Bitcoin fell below $74,000 after retreating from a monthly high earlier this week. The cryptocurrency rose from $70,000 at the beginning of the week to reach $76,000 on Tuesday, before falling to its current level.
Mixed signals for the crypto market
The US Navy has confirmed a complete blockade of Iranian ports, exacerbating concerns about oil supply disruptions and pushing prices up from three-week lows. However, President Trump has indicated that the conflict may be coming to an end, tempering a further rise in oil prices and keeping hopes of de-escalation alive.
In addition, Treasury yields were on a downward trend, supported by lower-than-expected Producer Price Index data for March, which rose 0.5% month-on-month, below expectations of 1.2%. This easing of inflation fears benefits Bitcoin, as lower yields indicate improved liquidity and a lower opportunity cost of holding non-yielding assets like cryptocurrencies.

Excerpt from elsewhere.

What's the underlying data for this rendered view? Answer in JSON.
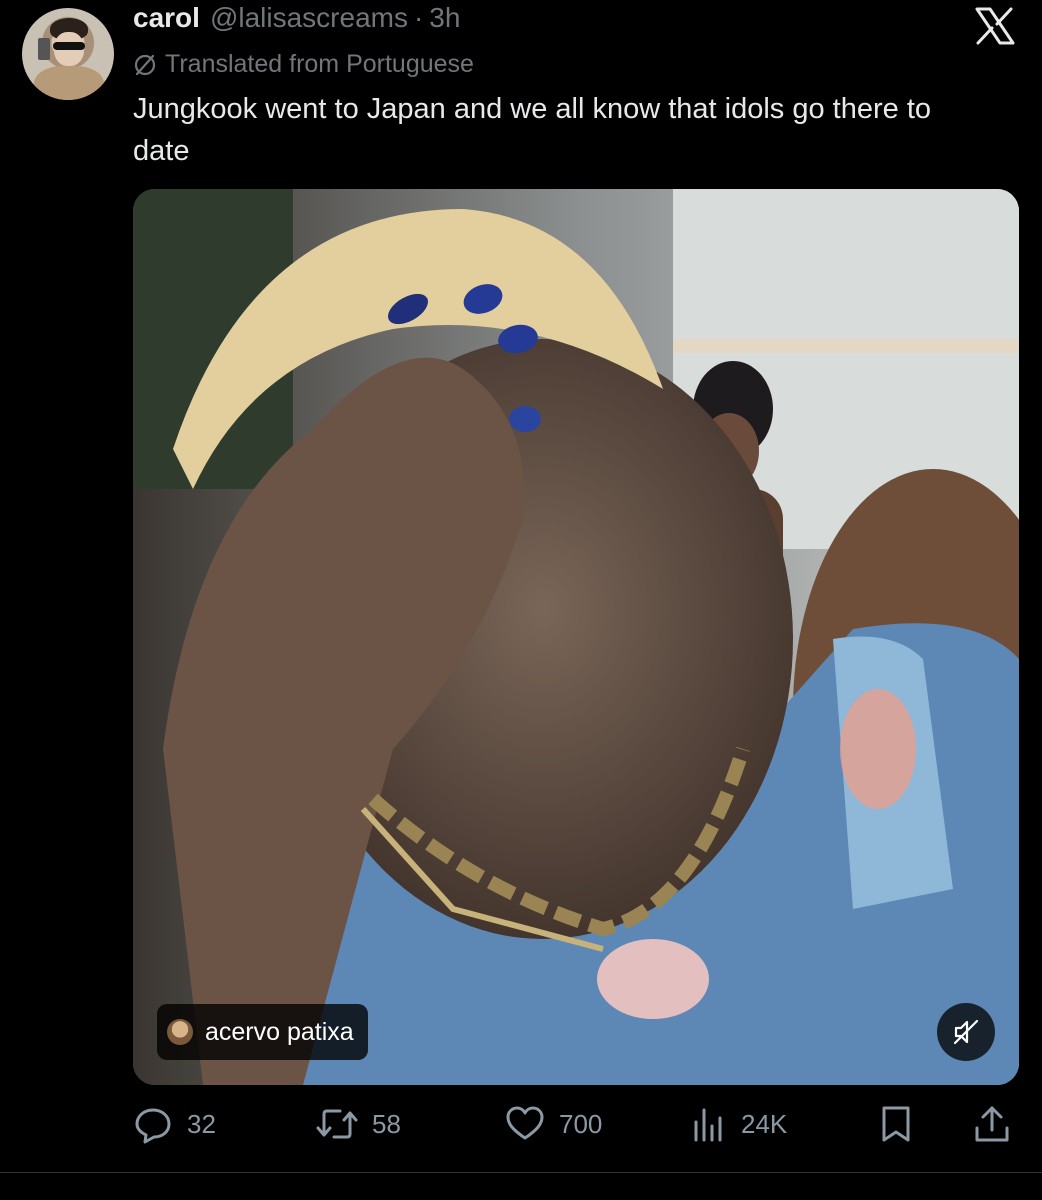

The US stock market was also resilient, with the Nasdaq index recording its 10th straight session, rising nearly 10% in April. Cryptocurrency markets have reflected this strength, with Bitcoin up nearly 8.5% so far this month.
These parallel moves suggest that Bitcoin is increasingly being traded as a macroeconomic-sensitive asset, in response to broader market sentiment rather than purely cryptocurrency-specific factors.

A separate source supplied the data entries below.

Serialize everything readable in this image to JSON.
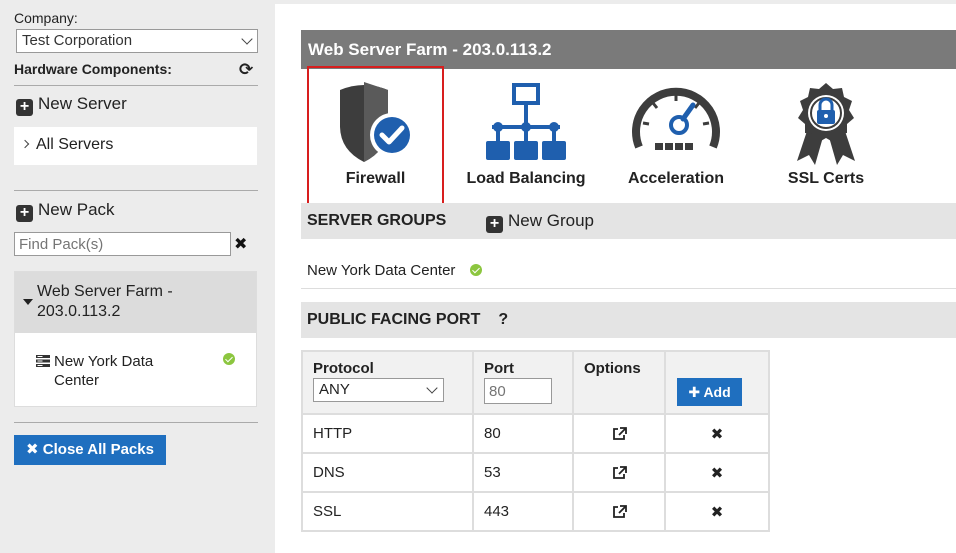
{
  "sidebar": {
    "company_label": "Company:",
    "company_value": "Test Corporation",
    "hardware_label": "Hardware Components:",
    "new_server_label": "New Server",
    "all_servers_label": "All Servers",
    "new_pack_label": "New Pack",
    "find_pack_placeholder": "Find Pack(s)",
    "pack": {
      "title": "Web Server Farm - 203.0.113.2",
      "item_label": "New York Data Center",
      "item_status": "ok"
    },
    "close_all_label": "Close All Packs"
  },
  "main": {
    "title": "Web Server Farm - 203.0.113.2",
    "tiles": [
      {
        "label": "Firewall",
        "icon": "shield-check-icon",
        "selected": true
      },
      {
        "label": "Load Balancing",
        "icon": "network-tree-icon",
        "selected": false
      },
      {
        "label": "Acceleration",
        "icon": "speedometer-icon",
        "selected": false
      },
      {
        "label": "SSL Certs",
        "icon": "certificate-lock-icon",
        "selected": false
      }
    ],
    "server_groups": {
      "heading": "SERVER GROUPS",
      "new_group_label": "New Group",
      "rows": [
        {
          "name": "New York Data Center",
          "status": "ok"
        }
      ]
    },
    "public_port": {
      "heading": "PUBLIC FACING PORT",
      "help": "?",
      "columns": [
        "Protocol",
        "Port",
        "Options",
        ""
      ],
      "protocol_value": "ANY",
      "port_placeholder": "80",
      "add_label": "Add",
      "rows": [
        {
          "protocol": "HTTP",
          "port": "80"
        },
        {
          "protocol": "DNS",
          "port": "53"
        },
        {
          "protocol": "SSL",
          "port": "443"
        }
      ]
    }
  },
  "colors": {
    "accent_blue": "#1f6fbf",
    "title_gray": "#7a7a7a",
    "status_green": "#8cc63f",
    "selection_red": "#d81e1e"
  }
}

Despite current market conditions, institutional demand continues to support Bitcoin price action. Spot Bitcoin ETFs saw net inflows of $411 million on Tuesday, despite a $291 million outflow the day before. This brings total net flows for April to $741.9 million.
The growing institutional acceptance of Bitcoin has been further highlighted by Goldman Sachs’ filing with the Securities and Exchange Commission for a premium Bitcoin income ETF, signaling a deeper commitment to cryptocurrencies than traditional finance.
BTC may retest lower support levels
The 4-hour BTC/USD chart is bearish and active, as Bitcoin has fallen more than 1% in the past 24 hours.
Currently, Bitcoin is trading within an ascending channel that has been in place since early February. BTC is testing a key resistance level around $76K, which coincides with the March high and the 23.6% Fibonacci retracement of the October high near $126K.

If the bulls regain control and Bitcoin starts a sustained breakout above $76K, it could target $80K, followed by $85K and the 200-day SMA at $88K.
On the downside, Bitcoin has initial support near $71K, with stronger support at $69.6K, which is the 50-day simple moving average. A move below $65,000 would indicate a lower decline, indicating a shift in market sentiment.